Vor seinem selbst gebauten Insektenhotel lässt sich Udo Hildebrandt fotografieren – auf dem Arm eine Henne. „Die brachte seine Frau zu dem Shooting mit“, erzählt die Fotografin. Während sie fotografiert, spricht Hildebrandt liebevoll mit gurrenden Tönen mit dem eingeschüchterten Huhn, um es zu beruhigen.

Kam mit Henne zum Fototermin: Udo Hildebrandt vor seinem selbst gebauten Insektenhotel.

Mit Heinz Reimuth verabredet sie sich an seinem Holzlager. Ausdrücklich bittet sie die Männer, sich nicht schick zu machen, sondern so zu kommen wie immer. Der feuerrote Fahr ist für den 80-Jährigen Hobby und Leidenschaft zugleich. Das Portrait von Markus Leimbach auf dem Hanomag entsteht auf dem Hof der Familie. Hund Duke muss mit aufs Foto. „Der hat grandios posiert“, erinnert sich die Fotografin.

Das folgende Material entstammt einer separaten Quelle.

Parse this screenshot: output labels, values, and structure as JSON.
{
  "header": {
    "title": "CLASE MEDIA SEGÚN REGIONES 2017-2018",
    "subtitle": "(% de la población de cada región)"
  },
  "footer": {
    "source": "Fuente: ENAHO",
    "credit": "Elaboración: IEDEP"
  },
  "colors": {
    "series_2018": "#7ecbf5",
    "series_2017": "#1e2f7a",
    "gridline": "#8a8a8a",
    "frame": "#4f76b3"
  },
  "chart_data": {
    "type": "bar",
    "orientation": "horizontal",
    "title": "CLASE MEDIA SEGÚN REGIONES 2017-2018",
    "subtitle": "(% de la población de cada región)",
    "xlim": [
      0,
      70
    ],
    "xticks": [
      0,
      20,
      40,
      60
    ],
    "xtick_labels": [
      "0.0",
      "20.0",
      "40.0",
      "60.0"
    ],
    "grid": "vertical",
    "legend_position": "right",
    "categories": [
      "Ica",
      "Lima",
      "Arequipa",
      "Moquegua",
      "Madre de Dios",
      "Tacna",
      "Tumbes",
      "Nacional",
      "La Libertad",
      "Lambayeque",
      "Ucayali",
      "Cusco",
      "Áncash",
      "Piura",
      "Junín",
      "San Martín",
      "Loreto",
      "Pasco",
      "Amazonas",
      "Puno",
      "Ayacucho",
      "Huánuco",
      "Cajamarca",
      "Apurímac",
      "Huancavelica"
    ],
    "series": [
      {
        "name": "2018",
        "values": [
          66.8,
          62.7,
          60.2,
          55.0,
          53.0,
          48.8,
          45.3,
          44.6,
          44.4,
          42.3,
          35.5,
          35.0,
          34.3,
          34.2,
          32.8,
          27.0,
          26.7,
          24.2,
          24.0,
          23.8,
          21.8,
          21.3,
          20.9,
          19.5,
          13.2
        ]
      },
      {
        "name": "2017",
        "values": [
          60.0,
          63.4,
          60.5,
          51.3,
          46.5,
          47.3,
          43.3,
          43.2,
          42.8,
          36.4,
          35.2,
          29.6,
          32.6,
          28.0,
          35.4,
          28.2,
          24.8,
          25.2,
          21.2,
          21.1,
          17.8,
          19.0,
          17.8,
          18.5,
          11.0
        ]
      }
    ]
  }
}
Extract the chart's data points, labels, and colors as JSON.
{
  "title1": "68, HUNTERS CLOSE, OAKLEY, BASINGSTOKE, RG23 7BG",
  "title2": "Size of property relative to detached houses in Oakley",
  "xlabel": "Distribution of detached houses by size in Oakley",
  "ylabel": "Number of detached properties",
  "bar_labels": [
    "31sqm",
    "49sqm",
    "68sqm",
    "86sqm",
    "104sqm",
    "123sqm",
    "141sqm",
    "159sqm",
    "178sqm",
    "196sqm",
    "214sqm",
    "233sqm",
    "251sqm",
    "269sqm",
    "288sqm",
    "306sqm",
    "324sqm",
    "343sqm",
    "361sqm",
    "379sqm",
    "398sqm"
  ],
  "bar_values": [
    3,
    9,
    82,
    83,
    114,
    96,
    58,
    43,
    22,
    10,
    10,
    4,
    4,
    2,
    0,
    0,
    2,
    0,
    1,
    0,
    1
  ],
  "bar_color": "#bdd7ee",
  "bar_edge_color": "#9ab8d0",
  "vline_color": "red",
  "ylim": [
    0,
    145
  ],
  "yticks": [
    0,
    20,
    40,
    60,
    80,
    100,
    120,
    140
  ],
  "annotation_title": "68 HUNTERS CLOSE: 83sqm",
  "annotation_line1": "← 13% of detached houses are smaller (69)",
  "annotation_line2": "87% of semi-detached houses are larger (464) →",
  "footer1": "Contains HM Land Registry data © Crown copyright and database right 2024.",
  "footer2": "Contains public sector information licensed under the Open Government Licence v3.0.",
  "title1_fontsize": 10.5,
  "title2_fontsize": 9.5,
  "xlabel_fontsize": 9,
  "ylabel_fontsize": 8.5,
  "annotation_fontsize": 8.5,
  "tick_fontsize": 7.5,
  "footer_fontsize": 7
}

Männer gucken nicht aufs Display

Als sich im Dorf rumgesprochen hatte, woran Doris Büschel arbeitet, meldeten sich noch mehr Wichmannshäuser, vor allem Männer mit aufpolierten Oldtimern, weiteren historischen Treckern, aber auch selbst gebauten Fahrwerken pittoresker Ausprägung. Auch der Schlossbesitzer Otto von Boyneburgk, der Baron des Dorfes, fehlt nicht in ihrer Reihe.

Eine Erkenntnis hat Doris Büschel aus den Shootings gezogen. „Ich fotografiere am liebsten Männer.“ Die seien wie sie sind und wollten nicht alle drei Sekunden aufs Kameradisplay schauen.